マリリン・モンローは「イヴの総て」で観よう

名画「イヴの総て」を知ったのは、コニー・ウィリス経由だった。
現代アメリカSFの女王と言っていい作家、コニー・ウィリスの特集がSFマガジンの2013年7月号に組まれ、そこに掲載された短編「エミリーの総て」が面白いよ、でも「イヴの総て」という映画を下敷きにして作られてるから出来れば、映画を観てから読んだほうがいい、と友人から聞いたのだ。

その映画を観るのにまずは一苦労した。
まず近所のTSUTAYAに行くも「お取り扱いありません」と。
仕方ない、名画らしいし買っちゃおうと調べてみるも現在はワンコイン版しか生産していない。
僕はあのワンコイン版で映画を観ると、映画そのものがみすぼらしく思えてしまう質で、すでに生産を終えたスタジオ・クラシックス版の在庫を求めてタワー・レコードまで出かけたが、既に在庫はなく、最後の手段のワンコイン版すらも大手書店にも見当たらない。

困ったなあ、と思っていると件の友人が、スタジオ・クラシックス版を貸してくれて、やっと観ることが出来た。
持つべきものは善き友である。


さて、「イヴの総て」と言うからにはアン・バートン演じるイヴ・ハリントンが、手をつくして演劇界でのし上がっていくサクセス・ストーリーかと思いきや、いやまあそれでもあながち間違ってはいないのだが、何しろベティ・デイヴィスがすごいのだ。

ベティ・デイヴィスという女優さんの出演作を僕は「八月の鯨」しか観ていなくて、往年の名女優が実年齢の役で出演し人生の黄昏を演じるというコンセプトを十全に味わえなかったわけだが、ここでやっと全盛期のベティ・デイヴィスに出会えた。

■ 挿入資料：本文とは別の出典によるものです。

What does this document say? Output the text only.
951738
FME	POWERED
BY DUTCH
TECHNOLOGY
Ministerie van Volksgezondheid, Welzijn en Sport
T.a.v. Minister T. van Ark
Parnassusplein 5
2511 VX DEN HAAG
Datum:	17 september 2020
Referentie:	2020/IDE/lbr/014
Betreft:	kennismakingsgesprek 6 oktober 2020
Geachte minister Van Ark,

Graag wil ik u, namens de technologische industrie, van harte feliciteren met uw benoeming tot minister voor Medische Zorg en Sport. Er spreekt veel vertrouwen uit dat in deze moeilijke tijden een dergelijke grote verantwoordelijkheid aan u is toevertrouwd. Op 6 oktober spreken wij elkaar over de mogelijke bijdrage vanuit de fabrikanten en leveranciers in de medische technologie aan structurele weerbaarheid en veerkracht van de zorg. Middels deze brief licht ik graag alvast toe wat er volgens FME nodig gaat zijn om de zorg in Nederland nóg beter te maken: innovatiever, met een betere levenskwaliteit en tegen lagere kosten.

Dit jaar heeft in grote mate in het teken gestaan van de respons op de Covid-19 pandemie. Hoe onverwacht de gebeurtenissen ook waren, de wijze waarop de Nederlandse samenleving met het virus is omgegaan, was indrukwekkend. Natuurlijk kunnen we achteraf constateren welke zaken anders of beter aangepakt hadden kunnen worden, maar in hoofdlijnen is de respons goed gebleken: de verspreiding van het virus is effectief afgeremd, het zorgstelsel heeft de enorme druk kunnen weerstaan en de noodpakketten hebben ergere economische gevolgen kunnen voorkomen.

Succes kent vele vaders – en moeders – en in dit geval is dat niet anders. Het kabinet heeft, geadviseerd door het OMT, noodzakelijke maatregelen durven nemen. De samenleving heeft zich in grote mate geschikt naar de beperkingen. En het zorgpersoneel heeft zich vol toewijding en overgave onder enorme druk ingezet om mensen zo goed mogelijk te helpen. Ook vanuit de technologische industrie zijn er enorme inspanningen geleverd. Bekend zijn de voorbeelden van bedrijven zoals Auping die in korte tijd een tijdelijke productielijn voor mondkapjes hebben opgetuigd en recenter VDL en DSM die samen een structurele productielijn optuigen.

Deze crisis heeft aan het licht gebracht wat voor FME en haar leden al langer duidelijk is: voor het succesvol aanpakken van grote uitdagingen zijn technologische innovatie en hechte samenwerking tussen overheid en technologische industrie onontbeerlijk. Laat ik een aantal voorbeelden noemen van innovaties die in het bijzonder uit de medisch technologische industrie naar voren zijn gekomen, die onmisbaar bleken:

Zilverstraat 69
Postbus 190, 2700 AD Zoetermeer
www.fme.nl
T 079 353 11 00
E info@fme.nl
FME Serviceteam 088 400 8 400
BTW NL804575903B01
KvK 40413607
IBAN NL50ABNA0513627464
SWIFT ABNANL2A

ここでも彼女は現実に近い役を与えられ、全盛期であるがゆえにこの後訪れる衰えを恐れている。
しかし、愛や生というものはその時々のものを慈しめば良いのだと気づいてから「別人」のようになる、という演技が本当に別人になってしまったようなのだ。
その時のベティ演じるマーゴ・チャニングは本当に光り輝いて見えた。
その鏡像のように、印象を変えていくイヴもベティの演技あってのものだろう。

それに、この映画でチャンスを掴んでブレイクしていくマリリン・モンローの纏うこの特別な空気感は何だろう。
そこにいるだけで場の空気をさっと攫っていってしまう。
その後の主演作では観ることのできなくなった、スペシャルなマリリンがここにいる。



この映画に用意された台詞は、どれもハイセンスなユーモア精神によって磨きぬかれたもので、聞いていると「舞台芸術っていいもんだなあ」と思わされる。
演出家役や脚本家役が時折興奮ぎみに語る演劇論も実にいい。

人気商売ゆえのいろいろもあったりするんだけど、やっぱり舞台っていいよね、という演劇賛歌なのだと思う。